Second is the restroom soap dispenser, which gets touched after the door, toilet handle and stall latch do. That’s why it’s important to not only wash your hands well with the soap, but to use a paper towel to open the door on the way out. If there are no paper towels, get up on the counter, push aside a ceiling panel, hoist yourself up, and crawl through the dusty, rat-infested air ducts to the other side. This is still more hygienic than opening the restroom door with your bare hand.

Next on the list is elevator buttons. Who knows what invisible critters lurk on these little circles of sickness? I recommend asking someone else on the elevator to push the button for your floor. If you are alone, then wait around for someone to get on with you. If there is not a single other person anywhere in the vicinity and likely won’t be for a very long time, then you are probably at the Amish Farming Implements Museum and it doesn’t have an elevator anyway.

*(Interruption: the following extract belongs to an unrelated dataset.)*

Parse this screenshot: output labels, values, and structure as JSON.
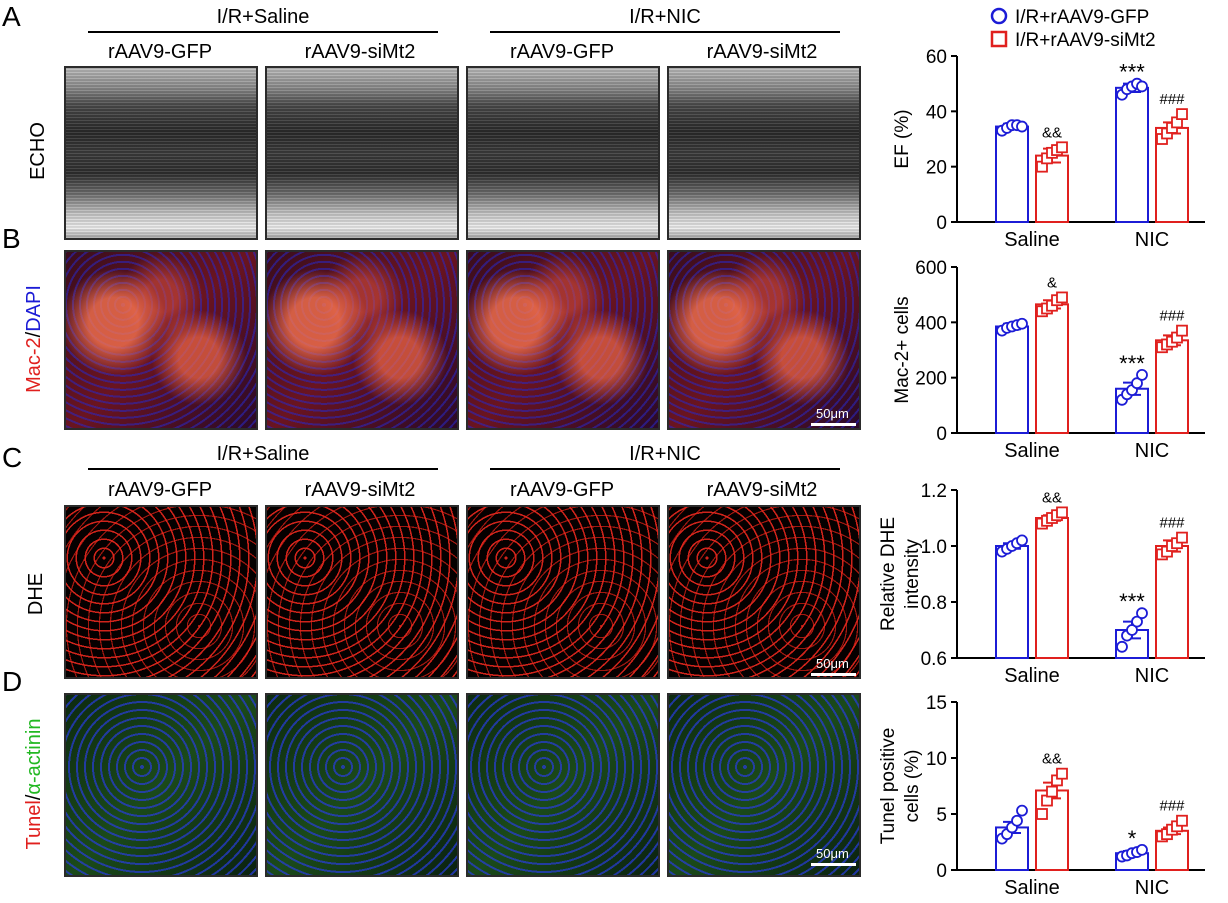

Fourth is ATM keyboards. “They’re germ heaven”, according to the article. My parents will never get sick from an ATM machine because they never go near them. My mother doesn’t trust them, and my father doesn’t do any of the banking. “I don’t know where any of our money is,” he once told me. “If your mother becomes an angel before I do, I’ll be forced to go hat in hand from bank to bank asking, ‘Do I have any money in here?’” At least I was able to warn him, if that happens, not to try making ends meet by melting down goldfish.

Finally, the microwave touch pad in your home or office gets pretty contaminated. My advice: stay away from microwaves altogether. Who knows but that someday we’ll discover that those heating rays were killing us. Microwave ovens are weird and unnatural, like the popular painting of dogs playing poker.

Come to think of it, have you seen that painting? Half the mutts at the table are smoking. That can’t be good for them. Ah, so that’s where the phrase “sick as a dog” comes from.